Conosciuta con il soprannome di "infermiera killer", era stata condannata all'ergastolo nel processo di primo grado perché ritenuta colpevole di aver iniettato una dose letale di potassio a un'anziana paziente, Rosa Calderoni, di 78 anni, la mattina dell'8 aprile 2014. Secondo l'accusa, subito dopo si fece un selfie con accanto il cadavere della donna. Ora però la Corte d'Appello di Bologna ha completamente ribaltato la sentenza dei giudici di primo grado e ha assolto Daniela Poggiali, 45 anni, perché il fatto non sussiste. Determinante è stata una perizia.

L'ex infermiera dell'ospedale Umberto I di Lugo, nel ravennate, che fu licenziata in tronco per il suo "vezzo" di farsi selfie con pazienti in coma, sospettata di 38 omicidi e indagata per un'altra decina di morti sospette, è tornata in libertà. La Corte ne ha disposto l'immediata scarcerazione.
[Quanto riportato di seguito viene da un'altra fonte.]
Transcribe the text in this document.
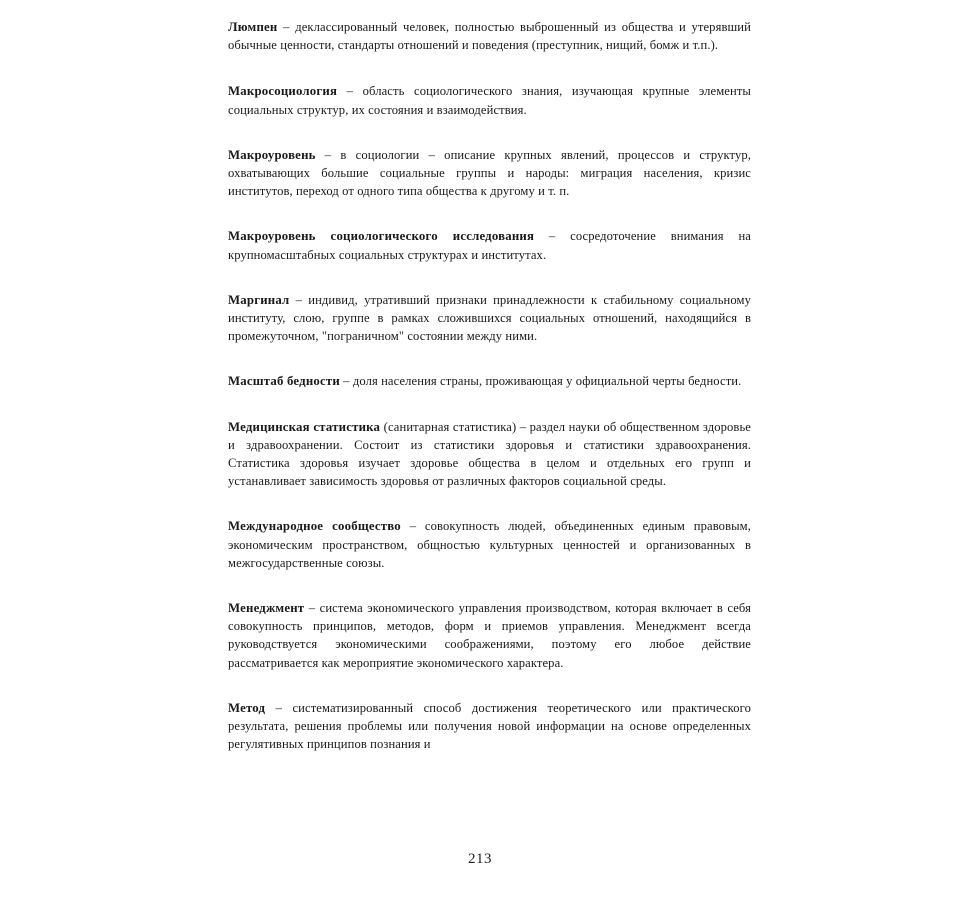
Люмпен – деклассированный человек, полностью выброшенный из общества и утерявший обычные ценности, стандарты отношений и поведения (преступник, нищий, бомж и т.п.).

Макросоциология – область социологического знания, изучающая крупные элементы социальных структур, их состояния и взаимодействия.

Макроуровень – в социологии – описание крупных явлений, процессов и структур, охватывающих большие социальные группы и народы: миграция населения, кризис институтов, переход от одного типа общества к другому и т. п.

Макроуровень социологического исследования – сосредоточение внимания на крупномасштабных социальных структурах и институтах.

Маргинал – индивид, утративший признаки принадлежности к стабильному социальному институту, слою, группе в рамках сложившихся социальных отношений, находящийся в промежуточном, "пограничном" состоянии между ними.

Масштаб бедности – доля населения страны, проживающая у официальной черты бедности.

Медицинская статистика (санитарная статистика) – раздел науки об общественном здоровье и здравоохранении. Состоит из статистики здоровья и статистики здравоохранения. Статистика здоровья изучает здоровье общества в целом и отдельных его групп и устанавливает зависимость здоровья от различных факторов социальной среды.

Международное сообщество – совокупность людей, объединенных единым правовым, экономическим пространством, общностью культурных ценностей и организованных в межгосударственные союзы.

Менеджмент – система экономического управления производством, которая включает в себя совокупность принципов, методов, форм и приемов управления. Менеджмент всегда руководствуется экономическими соображениями, поэтому его любое действие рассматривается как мероприятие экономического характера.

Метод – систематизированный способ достижения теоретического или практического результата, решения проблемы или получения новой информации на основе определенных регулятивных принципов познания и

213
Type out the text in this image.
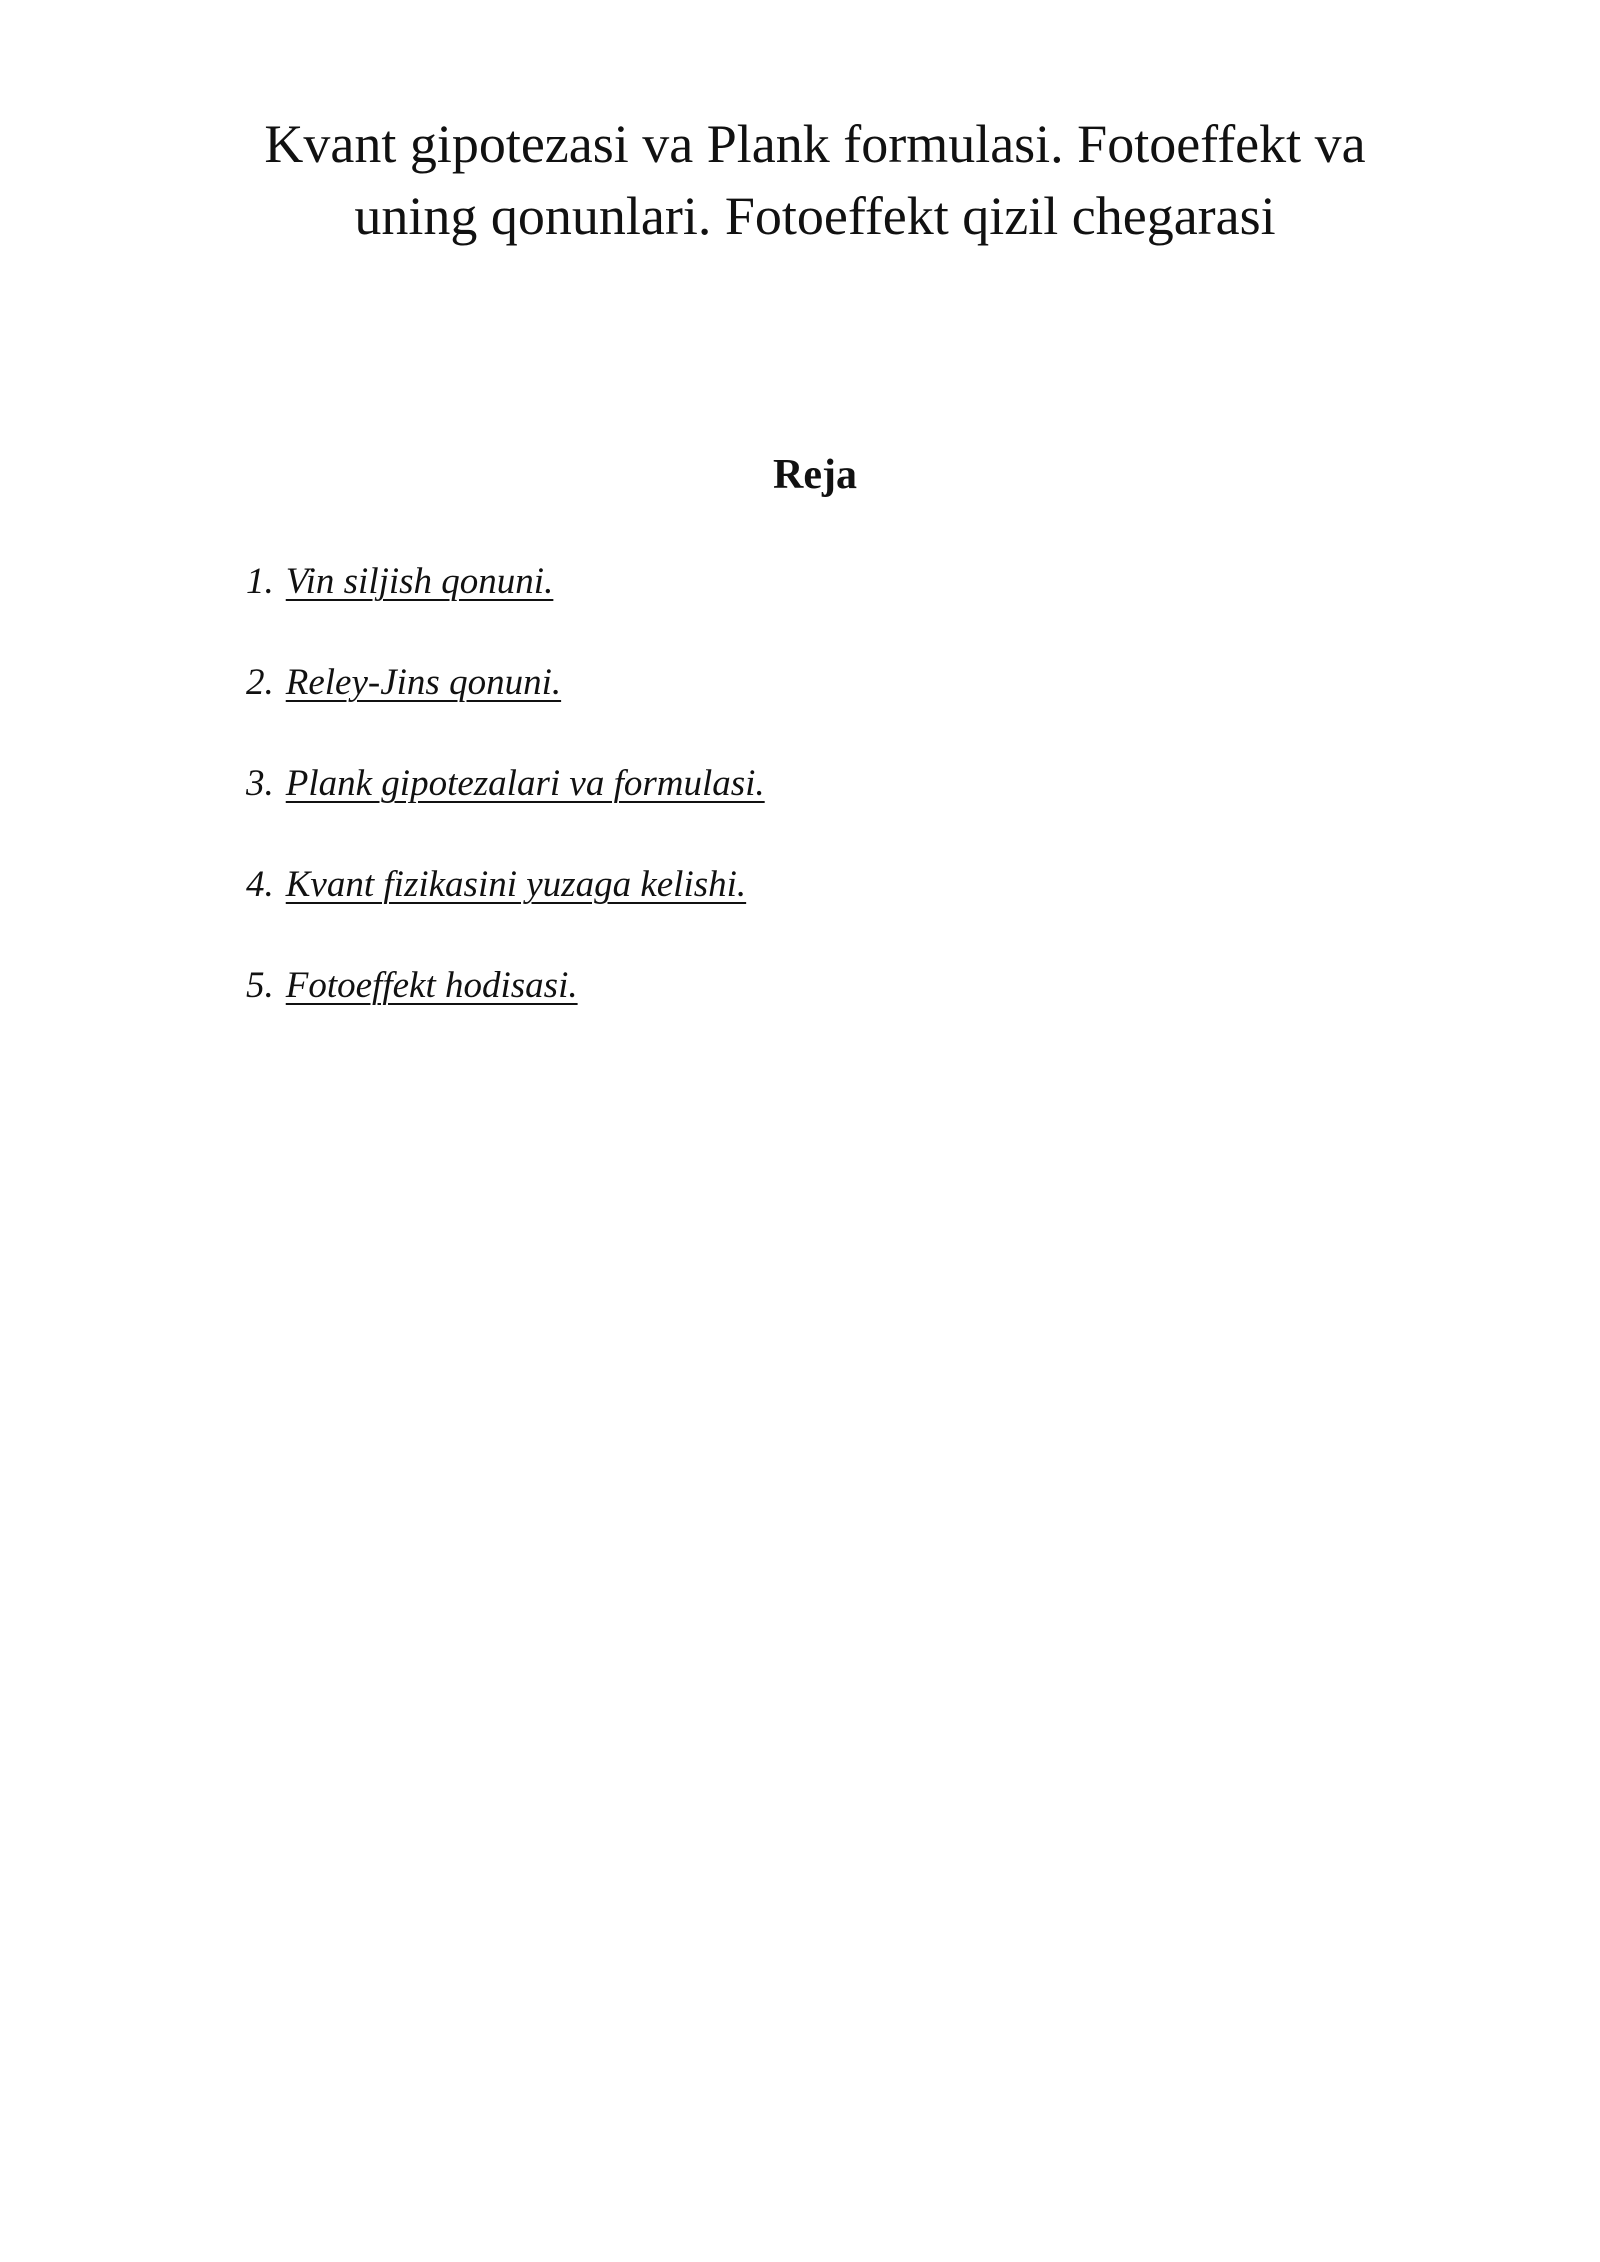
Kvant gipotezasi va Plank formulasi. Fotoeffekt va
uning qonunlari. Fotoeffekt qizil chegarasi
Reja
1. Vin siljish qonuni.
2. Releу-Jins qonuni.
3. Plank gipotezalari va formulasi.
4. Kvant fizikasini yuzaga kelishi.
5. Fotoeffekt hodisasi.
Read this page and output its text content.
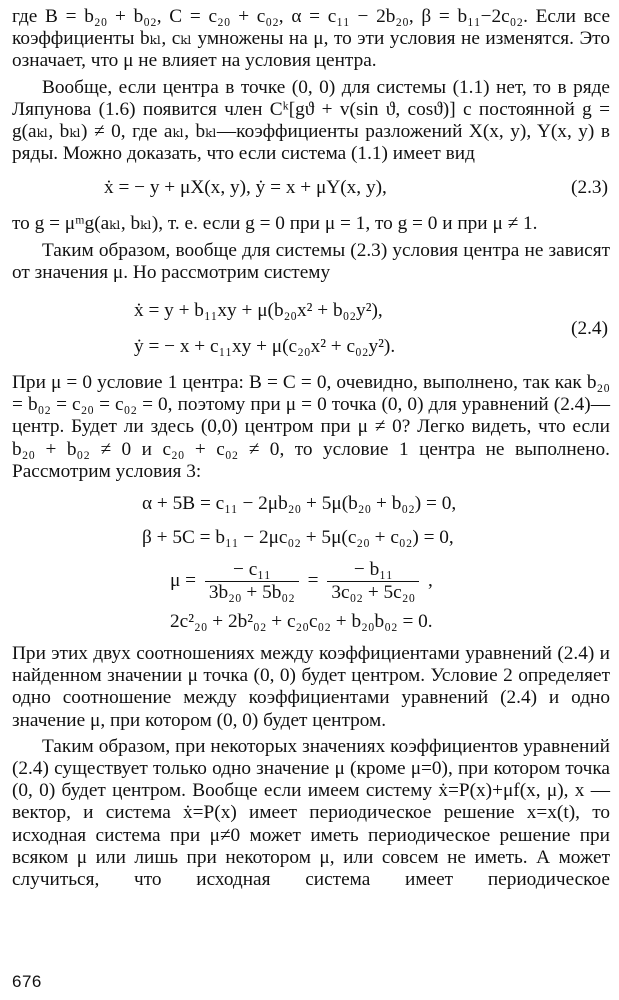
где B = b₂₀ + b₀₂, C = c₂₀ + c₀₂, α = c₁₁ − 2b₂₀, β = b₁₁−2c₀₂. Если все коэффициенты bₖₗ, cₖₗ умножены на μ, то эти условия не изменятся. Это означает, что μ не влияет на условия центра.

Вообще, если центра в точке (0, 0) для системы (1.1) нет, то в ряде Ляпунова (1.6) появится член Cᵏ[gϑ + v(sin ϑ, cosϑ)] с постоянной g = g(aₖₗ, bₖₗ) ≠ 0, где aₖₗ, bₖₗ—коэффициенты разложений X(x, y), Y(x, y) в ряды. Можно доказать, что если система (1.1) имеет вид

ẋ = − y + μX(x, y), ẏ = x + μY(x, y),	(2.3)

то g = μᵐg(aₖₗ, bₖₗ), т. е. если g = 0 при μ = 1, то g = 0 и при μ ≠ 1.

Таким образом, вообще для системы (2.3) условия центра не зависят от значения μ. Но рассмотрим систему

ẋ = y + b₁₁xy + μ(b₂₀x² + b₀₂y²),
ẏ = − x + c₁₁xy + μ(c₂₀x² + c₀₂y²).
(2.4)

При μ = 0 условие 1 центра: B = C = 0, очевидно, выполнено, так как b₂₀ = b₀₂ = c₂₀ = c₀₂ = 0, поэтому при μ = 0 точка (0, 0) для уравнений (2.4)—центр. Будет ли здесь (0,0) центром при μ ≠ 0? Легко видеть, что если b₂₀ + b₀₂ ≠ 0 и c₂₀ + c₀₂ ≠ 0, то условие 1 центра не выполнено. Рассмотрим условия 3:

α + 5B = c₁₁ − 2μb₂₀ + 5μ(b₂₀ + b₀₂) = 0,
β + 5C = b₁₁ − 2μc₀₂ + 5μ(c₂₀ + c₀₂) = 0,
$\mu = \frac{\text{− c₁₁}}{\text{3b₂₀ + 5b₀₂}} = \frac{\text{− b₁₁}}{\text{3c₀₂ + 5c₂₀}}$ ,
2c²₂₀ + 2b²₀₂ + c₂₀c₀₂ + b₂₀b₀₂ = 0.

При этих двух соотношениях между коэффициентами уравнений (2.4) и найденном значении μ точка (0, 0) будет центром. Условие 2 определяет одно соотношение между коэффициентами уравнений (2.4) и одно значение μ, при котором (0, 0) будет центром.

Таким образом, при некоторых значениях коэффициентов уравнений (2.4) существует только одно значение μ (кроме μ=0), при котором точка (0, 0) будет центром. Вообще если имеем систему ẋ=P(x)+μf(x, μ), x — вектор, и система ẋ=P(x) имеет периодическое решение x=x(t), то исходная система при μ≠0 может иметь периодическое решение при всяком μ или лишь при некотором μ, или совсем не иметь. А может случиться, что исходная система имеет периодическое

676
Ieri sera verso le 20 è uscita dal carcere della Dozza di Bologna dove era detenuta dall'ottobre 2014.

La lettura della sentenza

"Sì, sì": alla lettura della sentenza da parte di Alberto Pederiali, presidente della Corte d'Appello d'Assise di Bologna, l'ex infermiera ha esultato ed è apparsa euforica, a differenza del marzo 2016 quando i giudici di Ravenna l'avevano condannata all'ergastolo, pur essendosi sempre proclamata innocente.

I figli della vittima, invece, si erano invece allontanati dall'aula mezz'ora prima della lettura della sentenza per la tensione emotiva accumulata.

Nella motivazione della sentenza di primo grado, il giudice Corrado Schiavetti l'aveva descritta "fredda, intelligente e spietata". Un angelo della morte, insomma, che neanche sapeva più quanti pazienti avesse ucciso.

Sull'immaginario collettivo e secondo la difesa anche sulla "suggestionabilità" dei giudici di primo grado, ha inciso quella serie di selfie che l'infermiera si fece accanto a pazienti in coma, o morte, in un letto d'ospedale. Ora la nuova sentenza, in base a una perizia, dice sostanzialmente che non ci sono prove per dimostrare che l'anziana paziente sia morta in base a iniezione letale di potassio.

La scarcerazione

All'uscita dal carcere di Bologna in serata, capelli biondi cortissimi e t shirt bianca su jeans e scarpe da ginnastica con buste gialle tra le mani piene di tutte le sue cose, attesa da fotografi, giornalisti, oltre che dall'ex fidanzato e dalle due sorelle, ha detto che finalmente le è stata resa giustizia. Era stata dipinta per quello che non è e vuole riprendersi la sua vita.

La perizia

Sono stati proprio i giudici d'Appello a disporre nel marzo scorso una perizia medico-legale per fare luce su cosa sia realmente accaduto la mattina dell'8 aprile 2014. Da essa è emerso che se non si può dire che l'anziana paziente sia morta per patalogie pregresse, quali diabete e problemi cardiaci, il quadro clinico della paziente era solo in parte compatibile con una somministrazione di potassio a livelli letali.

In soldoni, in base ai nuovi strumenti scientifici usati, non si può dimostrare che l'anziana deceduta abbia subito un'iniezione letale. Cruciale poi è stata prioprio la testimonianza della figlia dell'anziana Rosa Calderoni, a scagionare l'imputata. Secondo la figlia, la Poggiali è stata l'ultima a vedere sua madre in vita per darle delle cure. La morte dell'anziana è avvenuta dopo 60 minuti. Tempo incompatibile con l'iniezione di cloruro di potassio a livello giugulare che ne avrebbe provocato l'immediato arresto cardiorespiratorio. Se l'iniezione fosse stata fatta dal piede, l'anziana avrebbe dovuto avvertire forti dolori, ma alla figlia non lo disse. La Procura potrà fare ricorso in Cassazione.